The administration on Thursday also doubled down on its workplace guidance urging workplaces that can telework to do so.
“The message is clear. If you can work from home, please do it. If you don’t need to go out, please stay at home,” Northam said.
The governor reiterated that the state is not making policy for colleges and universities, arguing that local communities “are working very hard to make thoughtful and responsible decisions at the local level, because local leaders know what’s right for their community.”
At the same time, Northam said the state is working to ensure teachers are prioritized to get the COVID-19 vaccine.

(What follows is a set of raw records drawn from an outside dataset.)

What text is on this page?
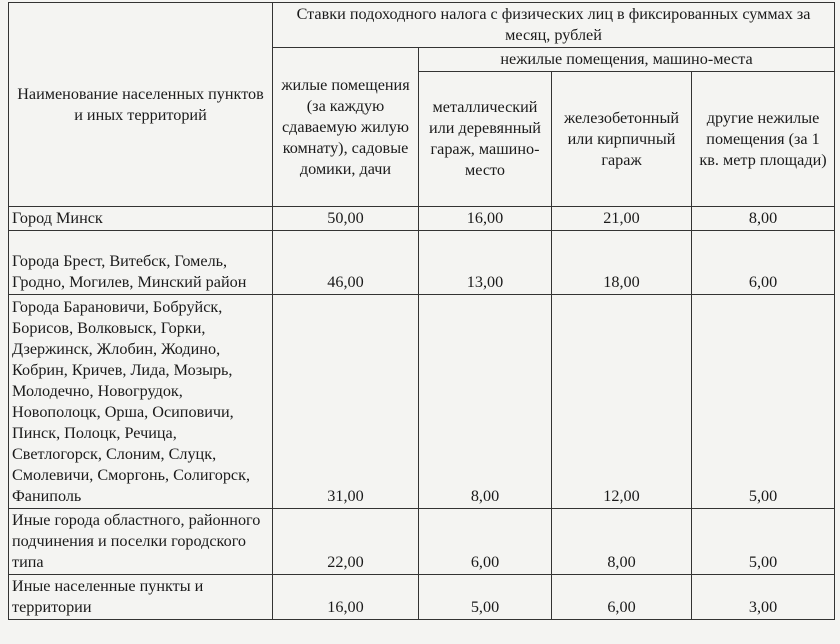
Наименование населенных пунктов и иных территорий	Ставки подоходного налога с физических лиц в фиксированных суммах за месяц, рублей			

	жилые помещения (за каждую сдаваемую жилую комнату), садовые домики, дачи	нежилые помещения, машино-места		

		металлический или деревянный гараж, машино-место	железобетонный или кирпичный гараж	другие нежилые помещения (за 1 кв. метр площади)

Город Минск	50,00	16,00	21,00	8,00
Города Брест, Витебск, Гомель, Гродно, Могилев, Минский район	46,00	13,00	18,00	6,00
Города Барановичи, Бобруйск, Борисов, Волковыск, Горки, Дзержинск, Жлобин, Жодино, Кобрин, Кричев, Лида, Мозырь, Молодечно, Новогрудок, Новополоцк, Орша, Осиповичи, Пинск, Полоцк, Речица, Светлогорск, Слоним, Слуцк, Смолевичи, Сморгонь, Солигорск, Фаниполь	31,00	8,00	12,00	5,00
Иные города областного, районного подчинения и поселки городского типа	22,00	6,00	8,00	5,00
Иные населенные пункты и территории	16,00	5,00	6,00	3,00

The U.S. Supreme Court recently struck down an order by New York Gov. Andrew Cuomo that set limits on gatherings in places of worship in parts of the state hit hard by COVID-19.

Virginia Senate Republican leaders said of Northam’s actions Thursday: “While we are relieved he abided by the recent decisions of the Supreme Court and did not attempt to force further restrictions on churches, the imposition of a statewide curfew smacks of martial law.”

While the state is not issuing new restrictions specific to places of worship, Northam urged the state’s religious leaders to encourage healthy behaviors among their communities.
“For me, God is wherever you are. You don’t have to sit in a pew for God to hear your prayers. So I strongly call on our faith leaders to lead the way,” Northam said. “Worship outside or worship online is still worship.”